Owners Niko Giallouis and Eric Sullivan bought the property from the former owner. Sullivan had his eye on Lenox since attending a wedding almost 10 years ago.
"I came to a wedding in Lenox, probably six or seven years ago. Personally, just kind of fell in love with the area, and I guess that's kind of how it got on my radar. So you know from that perspective, as we got into the hotel business out towards an area, it was a place I was kind of monitoring and waiting for the right property to show up."
After purchasing the two underwent a full renovation, a project that cost around $1.5 million. The building, first built in 1780, required some TLC. Sullivan's wife, Jessica, who owns Jessica Sullivan Design, designed the inn.
Sullivan said they installed a new roof, repainted everything, renovated the bathrooms, installed new floors, a new HVAC system, and new plumbing.
"We really touched everything from the outside...I mean, all the aesthetics and layouts changed a bit," he said. "As I said, put about a million and a half into it. All new furniture, fixtures, everything. The design's completely different. It wasn't a full gut, but it was a heavy, heavy renovation."
The two like to collaborate with local businesses, and they make a point to direct visitors to local restaurants, businesses, and attractions.

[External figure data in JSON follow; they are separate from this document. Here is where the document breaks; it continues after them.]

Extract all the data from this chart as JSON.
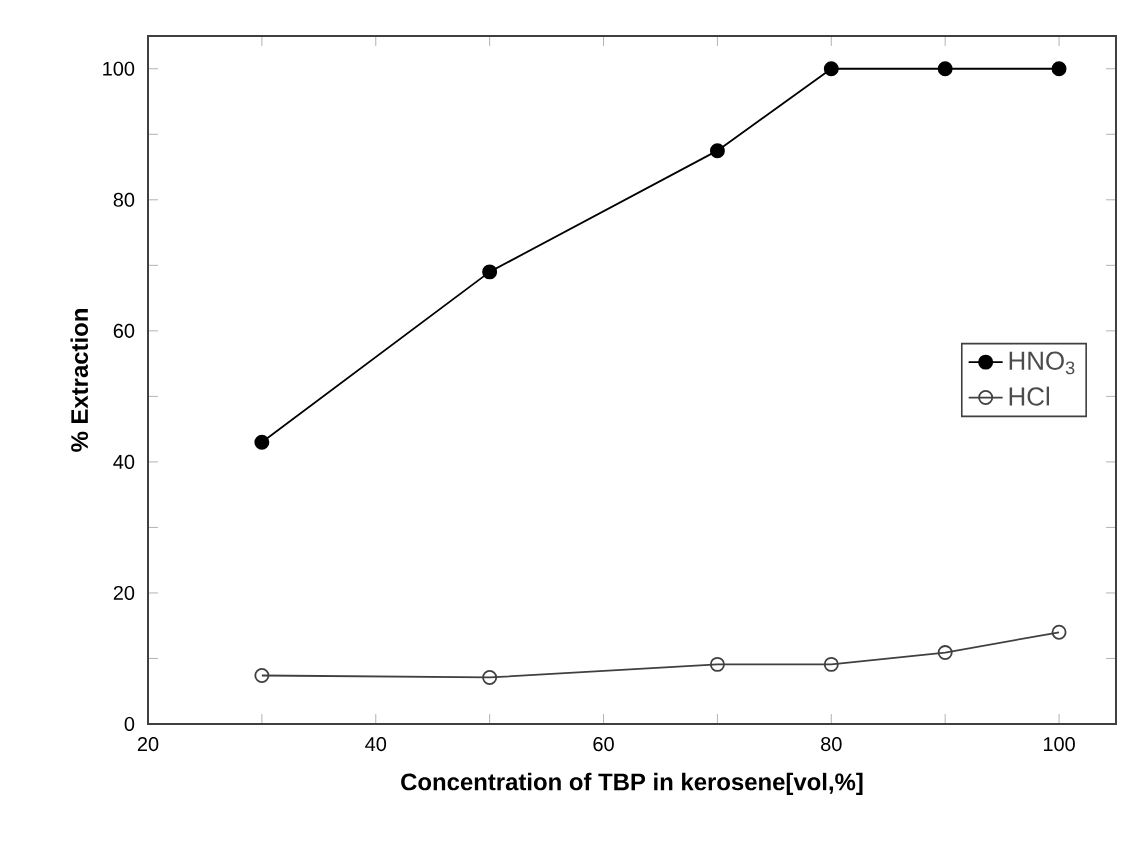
{
  "chart_data": {
    "type": "line",
    "xlabel": "Concentration of TBP in kerosene[vol,%]",
    "ylabel": "% Extraction",
    "x": [
      30,
      50,
      70,
      80,
      90,
      100
    ],
    "series": [
      {
        "name": "HNO$_{3}$",
        "color": "#000000",
        "marker": "circle",
        "values": [
          43,
          69,
          87.5,
          100,
          100,
          100
        ]
      },
      {
        "name": "HCl",
        "color": "#404040",
        "marker": "open circle",
        "values": [
          7.4,
          7.1,
          9.1,
          9.1,
          10.9,
          14
        ]
      }
    ],
    "xlim": [
      20,
      105
    ],
    "ylim": [
      0,
      105
    ],
    "xticks": [
      20,
      {
        "value": 30,
        "label": null
      },
      40,
      {
        "value": 50,
        "label": null
      },
      60,
      {
        "value": 70,
        "label": null
      },
      80,
      {
        "value": 90,
        "label": null
      },
      100
    ],
    "yticks": [
      0,
      {
        "value": 10,
        "label": null
      },
      20,
      {
        "value": 30,
        "label": null
      },
      40,
      {
        "value": 50,
        "label": null
      },
      60,
      {
        "value": 70,
        "label": null
      },
      80,
      {
        "value": 90,
        "label": null
      },
      100
    ],
    "legend": "right",
    "grid": false
  }
}
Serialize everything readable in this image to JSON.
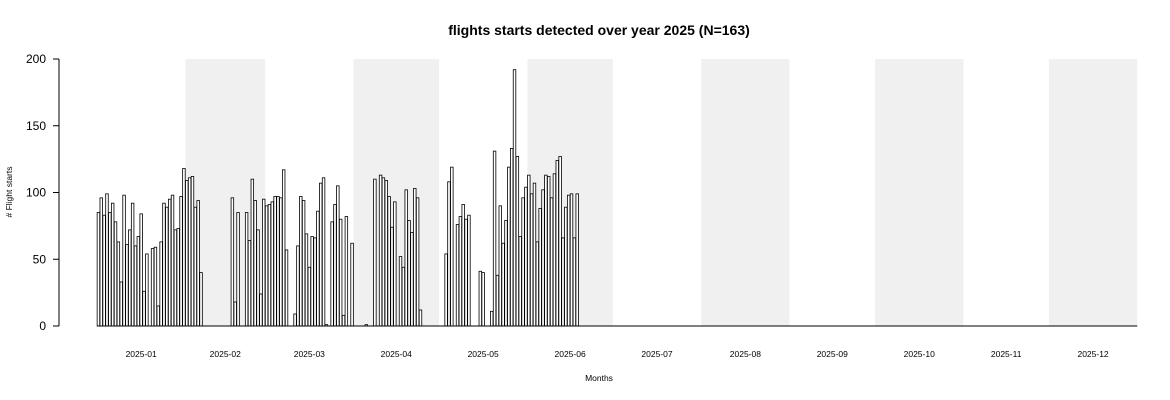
{
  "chart_data": {
    "type": "bar",
    "title": "flights starts detected over year 2025 (N=163)",
    "xlabel": "Months",
    "ylabel": "# Flight starts",
    "ylim": [
      0,
      200
    ],
    "yticks": [
      0,
      50,
      100,
      150,
      200
    ],
    "grid": false,
    "month_bands": "alternating grey shading on even months",
    "months": [
      "2025-01",
      "2025-02",
      "2025-03",
      "2025-04",
      "2025-05",
      "2025-06",
      "2025-07",
      "2025-08",
      "2025-09",
      "2025-10",
      "2025-11",
      "2025-12"
    ],
    "month_days": [
      31,
      28,
      31,
      30,
      31,
      30,
      31,
      31,
      30,
      31,
      30,
      31
    ],
    "colors": {
      "bar_fill": "#ffffff",
      "bar_stroke": "#000000",
      "band": "#f0f0f0"
    },
    "daily_values": [
      85,
      96,
      83,
      99,
      85,
      92,
      78,
      63,
      33,
      98,
      61,
      72,
      92,
      60,
      67,
      84,
      26,
      54,
      0,
      58,
      59,
      15,
      63,
      92,
      89,
      95,
      98,
      72,
      73,
      97,
      118,
      109,
      111,
      112,
      89,
      94,
      40,
      0,
      0,
      0,
      0,
      0,
      0,
      0,
      0,
      0,
      0,
      96,
      18,
      85,
      0,
      0,
      85,
      64,
      110,
      94,
      72,
      24,
      95,
      90,
      91,
      93,
      97,
      97,
      96,
      117,
      57,
      0,
      0,
      9,
      60,
      97,
      94,
      69,
      44,
      67,
      66,
      86,
      107,
      111,
      1,
      0,
      78,
      91,
      105,
      80,
      8,
      82,
      0,
      62,
      0,
      0,
      0,
      0,
      1,
      0,
      0,
      110,
      0,
      113,
      111,
      109,
      97,
      74,
      93,
      0,
      52,
      44,
      102,
      79,
      70,
      103,
      96,
      12,
      0,
      0,
      0,
      0,
      0,
      0,
      0,
      0,
      54,
      108,
      119,
      0,
      76,
      82,
      91,
      80,
      83,
      0,
      0,
      0,
      41,
      40,
      0,
      0,
      11,
      131,
      38,
      90,
      62,
      79,
      119,
      133,
      192,
      127,
      67,
      96,
      104,
      113,
      99,
      107,
      63,
      88,
      102,
      113,
      112,
      96,
      114,
      124,
      127,
      66,
      89,
      98,
      99,
      66,
      99
    ]
  }
}
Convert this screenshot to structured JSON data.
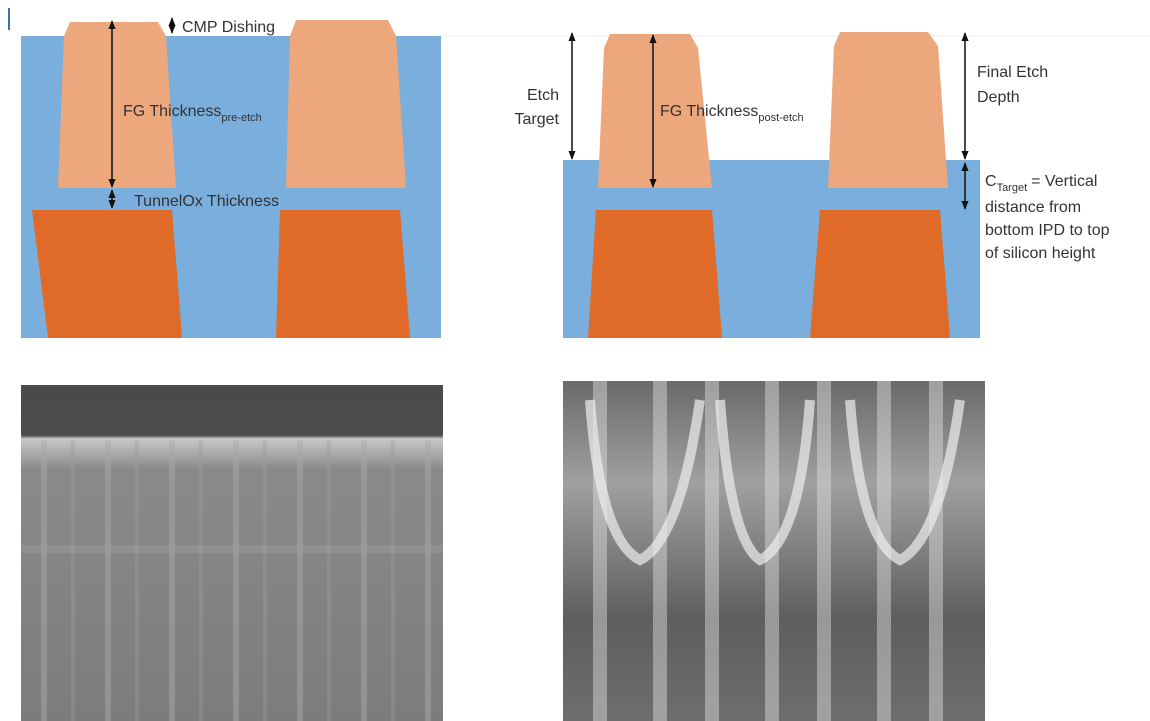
{
  "left_diagram": {
    "cmp_dishing": "CMP Dishing",
    "fg_thickness": {
      "main": "FG Thickness",
      "sub": "pre-etch"
    },
    "tunnel_ox": "TunnelOx Thickness"
  },
  "right_diagram": {
    "etch_target": [
      "Etch",
      "Target"
    ],
    "fg_thickness": {
      "main": "FG Thickness",
      "sub": "post-etch"
    },
    "final_etch_depth": [
      "Final Etch",
      "Depth"
    ],
    "c_target": {
      "main": "C",
      "sub": "Target",
      "rest": "= Vertical",
      "lines": [
        "distance from",
        "bottom IPD to top",
        "of silicon height"
      ]
    }
  }
}
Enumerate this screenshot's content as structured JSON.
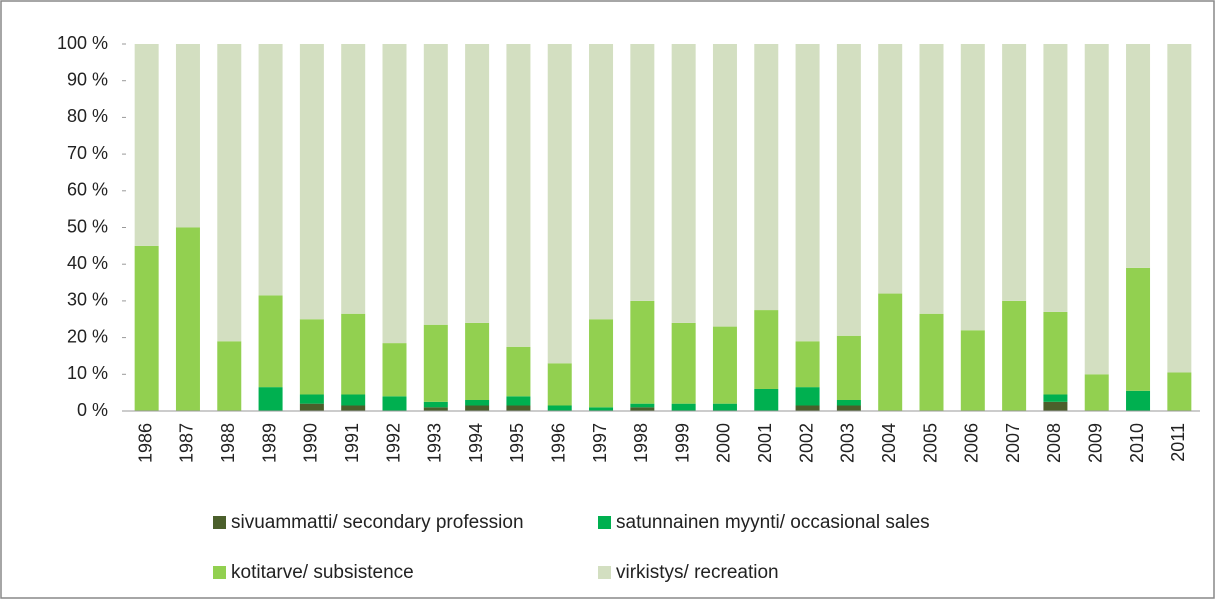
{
  "chart_data": {
    "type": "stacked_bar_100",
    "categories": [
      "1986",
      "1987",
      "1988",
      "1989",
      "1990",
      "1991",
      "1992",
      "1993",
      "1994",
      "1995",
      "1996",
      "1997",
      "1998",
      "1999",
      "2000",
      "2001",
      "2002",
      "2003",
      "2004",
      "2005",
      "2006",
      "2007",
      "2008",
      "2009",
      "2010",
      "2011"
    ],
    "series": [
      {
        "name": "sivuammatti/ secondary profession",
        "color": "#4b5f2b",
        "values": [
          0,
          0,
          0,
          0,
          2,
          1.5,
          0,
          1,
          1.5,
          1.5,
          0,
          0,
          1,
          0,
          0,
          0,
          1.5,
          1.5,
          0,
          0,
          0,
          0,
          2.5,
          0,
          0,
          0
        ]
      },
      {
        "name": "satunnainen myynti/ occasional sales",
        "color": "#00b050",
        "values": [
          0,
          0,
          0,
          6.5,
          2.5,
          3,
          4,
          1.5,
          1.5,
          2.5,
          1.5,
          1,
          1,
          2,
          2,
          6,
          5,
          1.5,
          0,
          0,
          0,
          0,
          2,
          0,
          5.5,
          0
        ]
      },
      {
        "name": "kotitarve/ subsistence",
        "color": "#92d050",
        "values": [
          45,
          50,
          19,
          25,
          20.5,
          22,
          14.5,
          21,
          21,
          13.5,
          11.5,
          24,
          28,
          22,
          21,
          21.5,
          12.5,
          17.5,
          32,
          26.5,
          22,
          30,
          22.5,
          10,
          33.5,
          10.5
        ]
      },
      {
        "name": "virkistys/ recreation",
        "color": "#d3dfc1",
        "values": [
          55,
          50,
          81,
          68.5,
          75,
          73.5,
          81.5,
          76.5,
          76,
          82.5,
          87,
          75,
          70,
          76,
          77,
          72.5,
          81,
          79.5,
          68,
          73.5,
          78,
          70,
          73,
          90,
          61,
          89.5
        ]
      }
    ],
    "ylim": [
      0,
      100
    ],
    "yticks": [
      {
        "value": 0,
        "label": "0 %"
      },
      {
        "value": 10,
        "label": "10 %"
      },
      {
        "value": 20,
        "label": "20 %"
      },
      {
        "value": 30,
        "label": "30 %"
      },
      {
        "value": 40,
        "label": "40 %"
      },
      {
        "value": 50,
        "label": "50 %"
      },
      {
        "value": 60,
        "label": "60 %"
      },
      {
        "value": 70,
        "label": "70 %"
      },
      {
        "value": 80,
        "label": "80 %"
      },
      {
        "value": 90,
        "label": "90 %"
      },
      {
        "value": 100,
        "label": "100 %"
      }
    ],
    "legend": "bottom"
  }
}
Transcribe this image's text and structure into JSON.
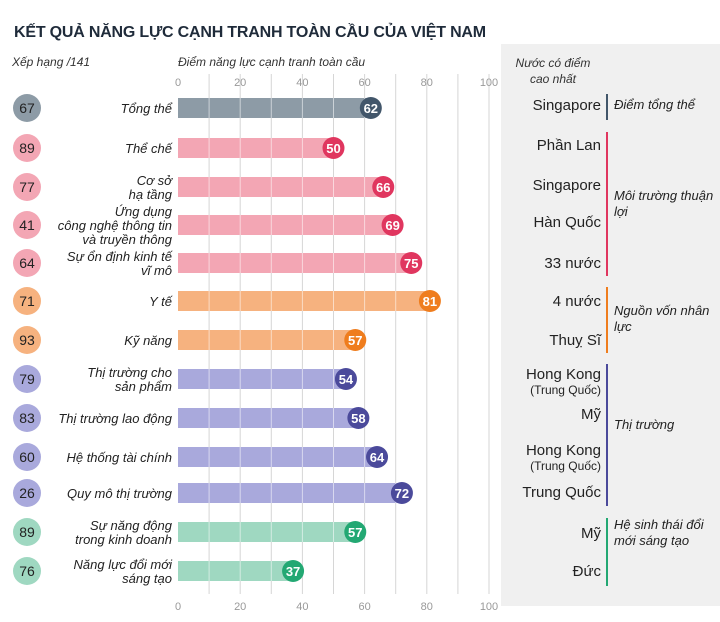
{
  "title": "KẾT QUẢ NĂNG LỰC CẠNH TRANH TOÀN CẦU CỦA VIỆT NAM",
  "rank_header": "Xếp hạng /141",
  "side_header": "Nước có điểm cao nhất",
  "colors": {
    "overall": "#8d9ba6",
    "overall_dark": "#42566a",
    "environment": "#f3a6b4",
    "environment_dark": "#e0365f",
    "human": "#f6b27f",
    "human_dark": "#ef7d1e",
    "market": "#a9a9dc",
    "market_dark": "#4b4a9b",
    "innovation": "#9fd8c1",
    "innovation_dark": "#23a873"
  },
  "chart_data": {
    "type": "bar",
    "orientation": "horizontal",
    "title": "KẾT QUẢ NĂNG LỰC CẠNH TRANH TOÀN CẦU CỦA VIỆT NAM",
    "xlabel": "Điểm năng lực cạnh tranh toàn cầu",
    "xlim": [
      0,
      100
    ],
    "xticks": [
      0,
      20,
      40,
      60,
      80,
      100
    ],
    "grid": true,
    "categories": [
      "Tổng thể",
      "Thể chế",
      "Cơ sở hạ tầng",
      "Ứng dụng công nghệ thông tin và truyền thông",
      "Sự ổn định kinh tế vĩ mô",
      "Y tế",
      "Kỹ năng",
      "Thị trường cho sản phẩm",
      "Thị trường lao động",
      "Hệ thống tài chính",
      "Quy mô thị trường",
      "Sự năng động trong kinh doanh",
      "Năng lực đổi mới sáng tạo"
    ],
    "category_lines": [
      [
        "Tổng thể"
      ],
      [
        "Thể chế"
      ],
      [
        "Cơ sở",
        "hạ tầng"
      ],
      [
        "Ứng dụng",
        "công nghệ thông tin",
        "và truyền thông"
      ],
      [
        "Sự ổn định kinh tế",
        "vĩ mô"
      ],
      [
        "Y tế"
      ],
      [
        "Kỹ năng"
      ],
      [
        "Thị trường cho",
        "sản phẩm"
      ],
      [
        "Thị trường lao động"
      ],
      [
        "Hệ thống tài chính"
      ],
      [
        "Quy mô thị trường"
      ],
      [
        "Sự năng động",
        "trong kinh doanh"
      ],
      [
        "Năng lực đổi mới",
        "sáng tạo"
      ]
    ],
    "values": [
      62,
      50,
      66,
      69,
      75,
      81,
      57,
      54,
      58,
      64,
      72,
      57,
      37
    ],
    "ranks": [
      67,
      89,
      77,
      41,
      64,
      71,
      93,
      79,
      83,
      60,
      26,
      89,
      76
    ],
    "groups": [
      "overall",
      "environment",
      "environment",
      "environment",
      "environment",
      "human",
      "human",
      "market",
      "market",
      "market",
      "market",
      "innovation",
      "innovation"
    ]
  },
  "top_countries": [
    {
      "name": "Singapore",
      "sub": ""
    },
    {
      "name": "Phần Lan",
      "sub": ""
    },
    {
      "name": "Singapore",
      "sub": ""
    },
    {
      "name": "Hàn Quốc",
      "sub": ""
    },
    {
      "name": "33 nước",
      "sub": ""
    },
    {
      "name": "4 nước",
      "sub": ""
    },
    {
      "name": "Thuỵ Sĩ",
      "sub": ""
    },
    {
      "name": "Hong Kong",
      "sub": "(Trung Quốc)"
    },
    {
      "name": "Mỹ",
      "sub": ""
    },
    {
      "name": "Hong Kong",
      "sub": "(Trung Quốc)"
    },
    {
      "name": "Trung Quốc",
      "sub": ""
    },
    {
      "name": "Mỹ",
      "sub": ""
    },
    {
      "name": "Đức",
      "sub": ""
    }
  ],
  "group_labels": {
    "overall": "Điểm tổng thể",
    "environment": "Môi trường thuận lợi",
    "human": "Nguồn vốn nhân lực",
    "market": "Thị trường",
    "innovation": "Hệ sinh thái đổi mới sáng tạo"
  }
}
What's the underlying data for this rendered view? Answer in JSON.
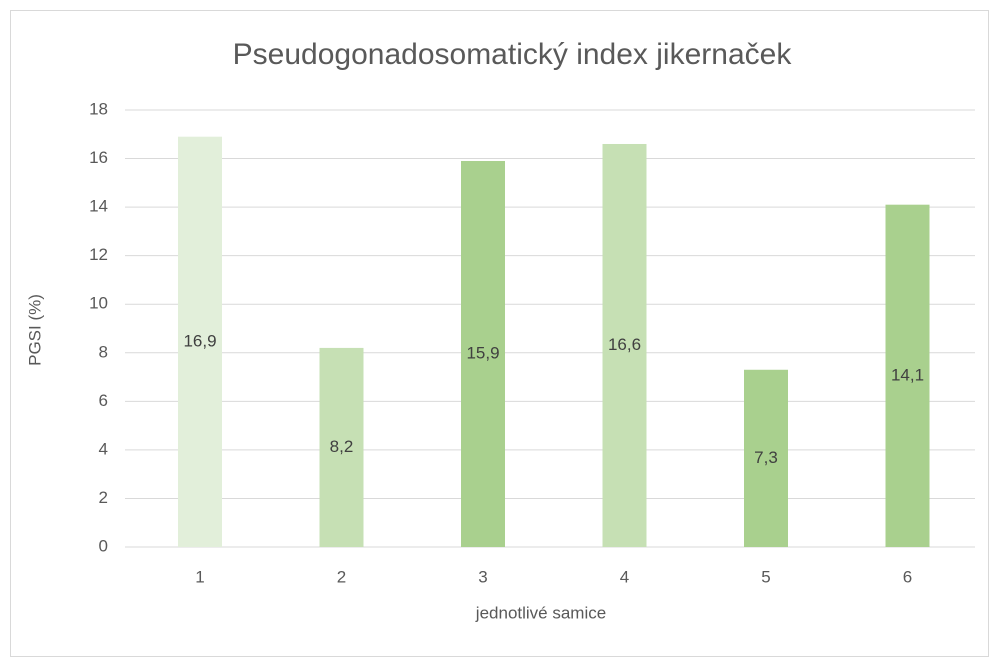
{
  "chart_data": {
    "type": "bar",
    "title": "Pseudogonadosomatický index jikernaček",
    "x_label": "jednotlivé samice",
    "y_label": "PGSI (%)",
    "categories": [
      "1",
      "2",
      "3",
      "4",
      "5",
      "6"
    ],
    "values": [
      16.9,
      8.2,
      15.9,
      16.6,
      7.3,
      14.1
    ],
    "value_labels": [
      "16,9",
      "8,2",
      "15,9",
      "16,6",
      "7,3",
      "14,1"
    ],
    "colors": [
      "#e2efda",
      "#c6e0b4",
      "#a9d08e",
      "#c6e0b4",
      "#a9d08e",
      "#a9d08e"
    ],
    "ylim": [
      0,
      18
    ],
    "yticks": [
      0,
      2,
      4,
      6,
      8,
      10,
      12,
      14,
      16,
      18
    ],
    "grid": true
  }
}
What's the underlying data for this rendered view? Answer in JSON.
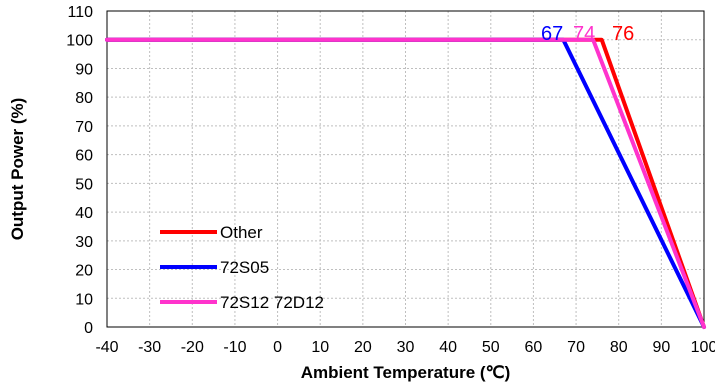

"If guests are asking for recommendations, our customer service team, our guest services team, will relay that kind of information. Even if we can call and make a reservation for somebody, happy to do it," he said. "We aren't doing breakfast, but what we do is we have partnerships with a lot of the breakfast places downtown. We actually purchase a gift certificates for each person each day, so that they can use that to go downtown."
Sullivan hopes that guests don't see their inn as just a place to sleep and dump their bags, but make it an experience for anyone who stays.
"We really focus on kind of the experience side of things, so again, we want to give you the best experience you can have here...and we want that not just to be the place you put your bag and go do things. It's important to think of everything," he said.
Sullivan said partnerships are important to their business and are a way to connect with locals.
"The local partnerships, I can't stress that enough, because no matter how much and how great the room is, people are still going to want to go do other things," he said. "So, I think it just benefits everybody if we're all working together and so forth, and supporting the community, being neighborly too, because we are surrounded by residential homes...But we really try to put a lot of blood, sweat, and tears, a lot of love into the building, all the details, really care about the senses," Sullivan said.
The Inn's check-in and reservations are completely online. When guests arrive, all they have to do is check in online and receive their code that they will use to enter their room. Sullivan hopes this helps create less stress for guests and gets them to their room as fast as possible, especially after a long trip.